编辑:如果可能,没有数据点的日期/小时组合应该在数据框中,但COUNT = 0。
答案 0 :(得分:1)
这是你在找什么?
options(stringsAsFactors = F)
data = read.table(text =
" 1 2014-02-15 15:02
2 2014-02-15 15:12
3 2014-04-15 02:02
4 2014-05-15 11:02
5 2014-06-15 15:42
6 2014-06-15 16:02")
colnames(data) = c("index", "date", "time")
table(data$date)
# 2014-02-15 2014-04-15 2014-05-15 2014-06-15
# 2 1 1 2
table(data$date, data$time)
fz = table(data$date, substr(data$time, 1,2))
print(fz)
# 02 11 15 16
# 2014-02-15 0 0 2 0
# 2014-04-15 1 0 0 0
# 2014-05-15 0 1 0 0
# 2014-06-15 0 0 1 1
如果您想重塑数据,可以执行以下操作:
library(reshape)
otherFormat = melt(fz)
colnames(otherFormat) = c("date","hour", "frequency")
print(otherFormat)
# date hour frequency
# 1 2014-02-15 2 0
# 2 2014-04-15 2 1
# 3 2014-05-15 2 0
# 4 2014-06-15 2 0
# 5 2014-02-15 11 0
# 6 2014-04-15 11 0
# 7 2014-05-15 11 1
# 8 2014-06-15 11 0
# 9 2014-02-15 15 2
# 10 2014-04-15 15 0
# 11 2014-05-15 15 0
# 12 2014-06-15 15 1
# 13 2014-02-15 16 0
# 14 2014-04-15 16 0
# 15 2014-05-15 16 0
# 16 2014-06-15 16 1
答案 1 :(得分:1)
IMO,最易读的方式:
已修改以回答您更新的问题
library(dplyr)
library(stringr)
df <- date.data %>%
group_by(
DATE = as.Date(DATE),
HOUR = as.numeric(str_sub(TIME, 1, 2))
) %>%
tally
# create a data frame with all dates/hours
expand.grid(
# include all dates from first to last
DATE = seq.Date(min(df$DATE), max(df$DATE), "day"),
HOUR = 0:23
) %>%
arrange(DATE) %>%
left_join(df, by = c("DATE", "HOUR"))
答案 2 :(得分:1)
附加选项如下。首先,在mutate()
中创建一小时列。然后,您计算DATE
中hour
和count()
存在的数据点数。取消组合数据后,可以连接两个数据框以创建所需的结果。 expand.grid()

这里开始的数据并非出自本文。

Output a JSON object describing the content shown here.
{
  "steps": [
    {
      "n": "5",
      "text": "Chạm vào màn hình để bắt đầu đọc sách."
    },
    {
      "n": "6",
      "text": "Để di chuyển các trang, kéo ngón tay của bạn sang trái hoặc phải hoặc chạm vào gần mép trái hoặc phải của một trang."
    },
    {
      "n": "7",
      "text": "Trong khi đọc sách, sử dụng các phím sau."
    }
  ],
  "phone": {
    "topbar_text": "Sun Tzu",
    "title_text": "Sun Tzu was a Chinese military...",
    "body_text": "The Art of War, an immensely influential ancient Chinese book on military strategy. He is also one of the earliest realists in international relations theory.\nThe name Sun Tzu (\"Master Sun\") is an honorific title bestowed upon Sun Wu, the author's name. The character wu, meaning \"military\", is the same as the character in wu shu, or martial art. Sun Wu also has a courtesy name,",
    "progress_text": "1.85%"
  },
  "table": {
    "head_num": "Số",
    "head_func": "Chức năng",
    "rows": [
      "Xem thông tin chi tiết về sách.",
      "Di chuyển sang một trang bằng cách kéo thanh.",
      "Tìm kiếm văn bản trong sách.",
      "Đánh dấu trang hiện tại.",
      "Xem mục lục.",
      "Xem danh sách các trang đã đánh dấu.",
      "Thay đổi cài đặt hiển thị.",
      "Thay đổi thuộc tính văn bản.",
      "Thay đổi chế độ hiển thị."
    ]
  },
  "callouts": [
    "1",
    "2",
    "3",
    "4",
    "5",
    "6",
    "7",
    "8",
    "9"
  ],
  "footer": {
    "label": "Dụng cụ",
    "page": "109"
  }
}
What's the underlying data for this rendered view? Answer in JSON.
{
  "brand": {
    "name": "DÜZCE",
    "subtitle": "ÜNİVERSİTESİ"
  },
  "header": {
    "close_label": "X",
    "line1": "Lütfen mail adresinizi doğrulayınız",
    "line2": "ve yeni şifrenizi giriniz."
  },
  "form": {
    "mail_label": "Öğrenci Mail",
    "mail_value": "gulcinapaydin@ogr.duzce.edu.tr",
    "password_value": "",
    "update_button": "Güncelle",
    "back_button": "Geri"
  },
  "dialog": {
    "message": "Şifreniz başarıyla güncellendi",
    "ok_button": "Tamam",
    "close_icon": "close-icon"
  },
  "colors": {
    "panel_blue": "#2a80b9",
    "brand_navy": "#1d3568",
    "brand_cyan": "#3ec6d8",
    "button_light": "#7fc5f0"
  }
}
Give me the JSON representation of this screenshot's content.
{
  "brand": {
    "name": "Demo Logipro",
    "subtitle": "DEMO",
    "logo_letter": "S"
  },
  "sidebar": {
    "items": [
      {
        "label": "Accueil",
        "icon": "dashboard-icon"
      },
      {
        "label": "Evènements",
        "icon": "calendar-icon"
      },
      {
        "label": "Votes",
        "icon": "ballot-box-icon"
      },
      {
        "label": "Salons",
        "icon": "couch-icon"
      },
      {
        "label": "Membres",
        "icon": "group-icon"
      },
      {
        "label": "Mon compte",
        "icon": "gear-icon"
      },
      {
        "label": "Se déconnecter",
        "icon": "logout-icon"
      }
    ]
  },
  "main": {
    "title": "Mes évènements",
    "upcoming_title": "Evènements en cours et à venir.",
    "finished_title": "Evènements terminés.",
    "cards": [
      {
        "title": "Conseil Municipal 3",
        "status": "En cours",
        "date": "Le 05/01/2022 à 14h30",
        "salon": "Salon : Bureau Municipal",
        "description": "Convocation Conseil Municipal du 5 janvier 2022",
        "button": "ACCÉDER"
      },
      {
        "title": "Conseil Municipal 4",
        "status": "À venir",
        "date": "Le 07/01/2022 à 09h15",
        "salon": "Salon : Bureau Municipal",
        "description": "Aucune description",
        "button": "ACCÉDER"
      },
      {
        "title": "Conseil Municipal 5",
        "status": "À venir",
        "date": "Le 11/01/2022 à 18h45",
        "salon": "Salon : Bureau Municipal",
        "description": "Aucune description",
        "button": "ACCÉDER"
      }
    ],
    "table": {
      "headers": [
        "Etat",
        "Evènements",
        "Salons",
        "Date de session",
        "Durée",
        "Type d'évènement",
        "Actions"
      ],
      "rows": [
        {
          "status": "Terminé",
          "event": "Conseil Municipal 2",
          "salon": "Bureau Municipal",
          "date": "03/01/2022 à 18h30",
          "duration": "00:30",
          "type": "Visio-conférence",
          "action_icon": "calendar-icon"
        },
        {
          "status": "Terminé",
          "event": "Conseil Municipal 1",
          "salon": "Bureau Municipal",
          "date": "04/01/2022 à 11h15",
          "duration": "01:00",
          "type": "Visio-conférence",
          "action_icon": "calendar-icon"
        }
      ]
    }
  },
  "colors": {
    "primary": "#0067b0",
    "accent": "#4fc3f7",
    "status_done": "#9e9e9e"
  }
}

部分创建DATE和小时(00到23)的所有组合。由于你有02 for 2,我使用了c(paste0("0", 0:9), 10:23))
。最后,在最终mutate()
中将NA替换为0。
library(dplyr)
library(stringi)
library(data.table)
mutate(mydf, DATE, hour = stri_extract_first(TIME, regex = "\\d+")) %>%
count(DATE, hour) %>%
ungroup %>%
right_join(expand.grid(DATE = unique(.$DATE),
hour = c(paste0("0", 0:9), 10:23))) %>%
mutate(n = replace(n, is.na(n), 0))
# A bit of outcome
# DATE hour n
#1 2014-02-15 00 0
#2 2014-04-15 00 0
#3 2014-05-15 00 0
#4 2014-06-15 00 0
#5 2014-02-15 01 0
使用data.table,您可以执行相同的操作。您为hour
创建了一列,并按DATE
和hour
计算数据点数。然后,您希望将temp
与数据表合并,该数据表具有DATE和小时(00到23)的所有组合。您可以使用CJ()
创建数据表。完成合并过程后,将NA
替换为count {0
)列中的total
。
setDT(mydf)[, hour := stri_extract_first(TIME, regex = "\\d+")][,
list(total = .N), by = list(DATE, hour)] -> temp
merge(temp,
CJ(DATE = unique(mydf$DATE), hour = c(paste0("0", 0:9), 10:23)),
by = c("DATE", "hour"), all = TRUE)[, total := replace(total, is.na(total), 0)][]
# DATE hour total
# 1: 2014-02-15 02 0
# 2: 2014-02-15 11 0
# 3: 2014-02-15 15 2
# 4: 2014-02-15 16 0
# 5: 2014-02-15 00 0
数据强>
mydf <- structure(list(DATE = structure(c(16116, 16116, 16175, 16205,
16236, 16236), class = "Date"), TIME = structure(c(3L, 4L, 1L,
2L, 5L, 6L), .Label = c("02:02", "11:02", "15:02", "15:12", "15:42",
"16:02"), class = "factor")), class = "data.frame", .Names = c("DATE",
"TIME"), row.names = c(NA, -6L))
答案 3 :(得分:0)
您可以通过几种方式执行此操作,但我怀疑最简单的方法是使用table
。使用'table',您可以返回日期的频率。这基本上只是数据框中日期的计数。
提取小时后你可以做同样的事情 - 你甚至可以通过table(DF$DATE,DF$HOUR)
来嵌套它。使用as.data.frame
可以获得与您要查找的内容类似的列表。
已编辑添加:在回答您对问题的修改时,您可以使用factor
级别来获取table
语句中的零级别。 table
通过将它们包含在输出中来尊重您的因子级别,即使它未在输入中找到(事实上,我相信table
强制输入背面的因子)。
示例代码:
# Set options and load example data
options(stringsAsFactors = FALSE)
date.data <- data.frame(DATE = c("2014-02-15","2014-02-15","2014-04-15","2014-05-15","2014-06-15","2014-06-15"),
TIME = c("15:02","15:12","02:02","11:02","15:42","16:02"))
# Extract the hour
date.data$HOUR <- sapply(X = strsplit(x = date.data$TIME,split = ":"),FUN = `[[`,1)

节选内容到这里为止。